Les derniers évènements vécus m'ont encore démontré qu'il faut savoir se regarder constamment, tantôt en face pour s’interroger sur soi-même sans jeter constamment la faute ainsi que le discrédit sur les autres pour expliquer l’échec, tantôt savoir regarder dans le rétroviseur pour être en mesure d’apprécier le chemin parcouru ainsi que les progrès effectués depuis le début du pèlerinage. On ne devient un esprit aguerri, apprécié et suivi dans les décisions que si on s’efforce à être perméable aux appels de la garnison afin de développer les notions humaines d’observation, d’écoute et de respect...

Chaque fois que l’on me conseille à travailler différemment, à me remettre en cause, à bouleverser mes habitudes dans mon environnement professionnel comme personnel, j’ai toujours accepté posément l’impératif de changement avec calme et détermination comme une nouvelle source d’apprentissage, sinon d’épanouissement intéressant. L'intervention de la déesse Artémis dans mon destin a été révélation. En seulement quatre mois, j'en ai appris bien plus sur moi que durant les cinq dernières années.

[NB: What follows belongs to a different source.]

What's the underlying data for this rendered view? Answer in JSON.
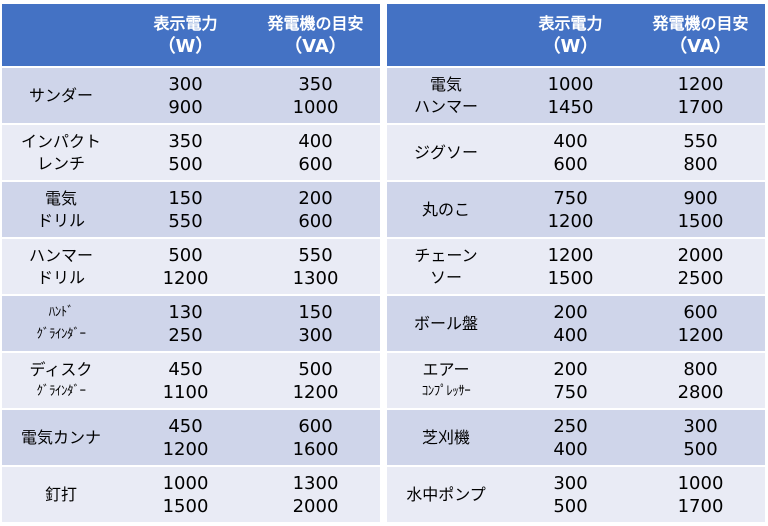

J'ai notamment appris de la vie qu'espérance n'est pas certitude et qu'échouer, c'est finalement toujours gagner, si on conserve un état d'esprit suffisamment ouvert pour écouter la force des esprits qui influent sur nos décisions. Dieu n'est pas seulement une force supérieure à laquelle on va à la rencontre le dimanche dans une église mais c'est avant tout cette lueur perpétuelle d’interrogation et d'amour qui brûle au fond de nous, nous empêchant de désespérer sur le devenir de notre destinée et de toujours parier sur un avenir meilleur.